The trouble is that from everything I’ve read since completing our reservation – a task that Einstein would have found challenging – Easyjet these days is about as reliable as British Railways in the 1970s. Passengers have been left stranded across Europe, sleeping in departure lounges for days on end or forced to hole up in cheap hotels.
Not that Ryanair is much better. It remains, essentially, a money-making machine. A friend of mine who lives near the Swiss border says he had to fork out an additional 110 euros the other day so that his daughter and her friend could board a Ryanair plane from Toulouse to London. There was a mix-up of some sort over the small print of their booking and the airline charged 55 euros each to put it right.
So much for the era of cheap flights.
And that’s only the half of it. When we arrive in London, the national rail strike will be in full swing. No Gatwick Express for us. My son, who lives in Muswell Hill, will have to fight his way through central London in rush-hour traffic to pick us up from Gatwick, which on the day in question is likely to be about as relaxed as Waterloo station at 5.30 on a Friday evening, or even Waterloo itself in the midst of the battle.
Still … mustn’t grumble.
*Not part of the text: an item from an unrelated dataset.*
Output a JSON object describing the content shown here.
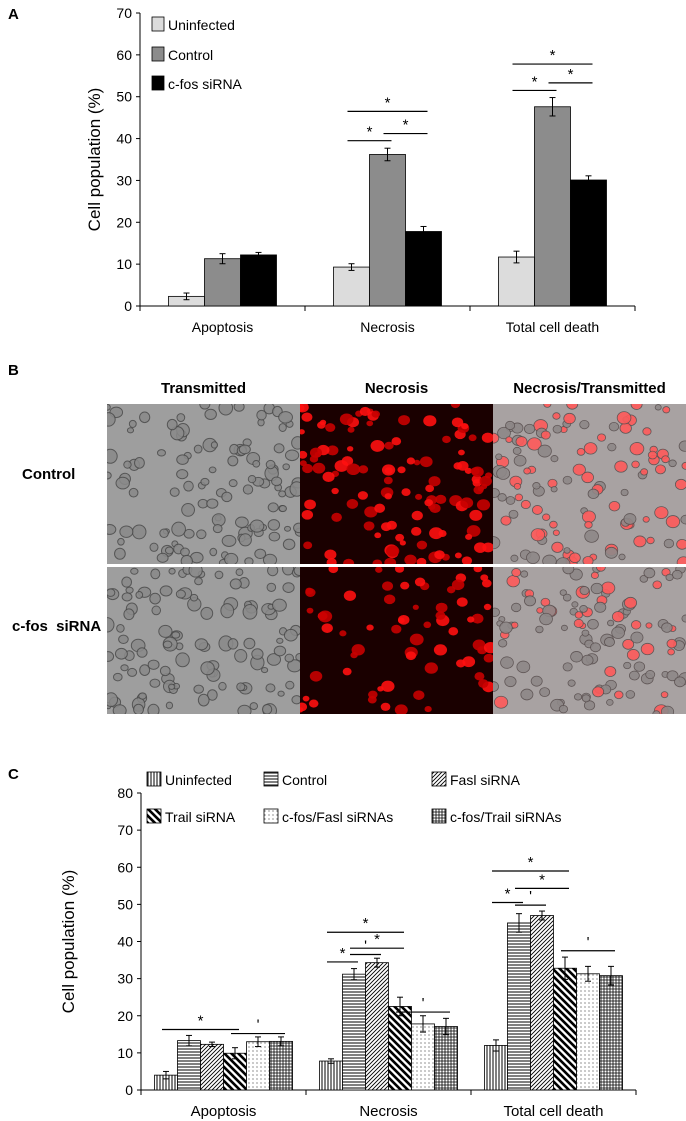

Worse things happen at sea, especially if you’re booked on a P&O ferry.
In France itself, meanwhile, it is becoming almost impossible to find a dentist who will take you on as a new patient. Louisa’s and my previous dentist, a rather charming Romanian, upped and left without so much as a by-your-leave, and none of her colleagues within a 20-kilometre radius had any gaps in their patient lists. “Désolé, monsieur” – click! The result is that we have to travel to Rennes, two hours away, just to have a couple of broken teeth repaired.
On the eye front, the outlook so far is more promising. Pascal, our local optician, who started wearing colourful shoes after his 50th birthday to show that he remains young at heart, informed us on Tuesday afternoon that we needed to have our eyes checked by a specialist for possible cataracts. But when? I anticipated a date somehow corresponding to the departure from office of Boris Johnson. But I was wrong. “If you leave now, she has an opening available at four o’clock.”
Thus it was that two hours later, having whisked along the newly completed N164 dual-carriageway in the direction of Quimper, I found myself in a darkened room staring at an image of my eyeballs on a hi-res computer screen. The doctor – a Hungarian, I believe – drew my attention to two cloudy areas on the edges of my retina. Apparently, these were not a welcome feature. She looked up at me as if half-asleep. “Mais pas grave.”
It was the same for my wife. The result is that we have to go back in January, and if our shared problem has worsened, we will be booked in for laser surgery in February.
Voila! And all for €178.12, seventy per cent reimbursable on our cartes vitales.
Closer to home (than Quimper, that is), our friend Catherine, born in Paris but a naturalised Bretonne, was dismayed on Wednesday to find a hornet’s nest in her garden. Worse, the hornets in question turned out to be of the Asian variety, which resemble small armoured fighting vehicles and are best known for cutting the heads off honey bees and feeding what’s left to their larvae.
Catherine reported her find to our village mairie, a civic requirement now that illegal migration is the norm. They referred her to the larger cantonal office in Callac, which pointed her in the direction of the overarching Guingamp-Paimpol agglomeration. But the upshot, eventually, was that the exterminator was summoned and is reportedly on his way.
My pal Ian has a simpler solution. When he and his wife were sitting in their garden last summer, a hornet made his wife, Florence, its target, hovering just inches from her face. She was petrified. Not so Genghis, the couple’s predatory cat, aka “the menace”.
His paw flew up, the hornet was grasped in his extended claw and deposited, lifeless, on the grass. Mr Miyagi, late of The Karate Kid, who could pluck a mosquito out of the air with his chopsticks: your spirit lives on in Genghis Cat.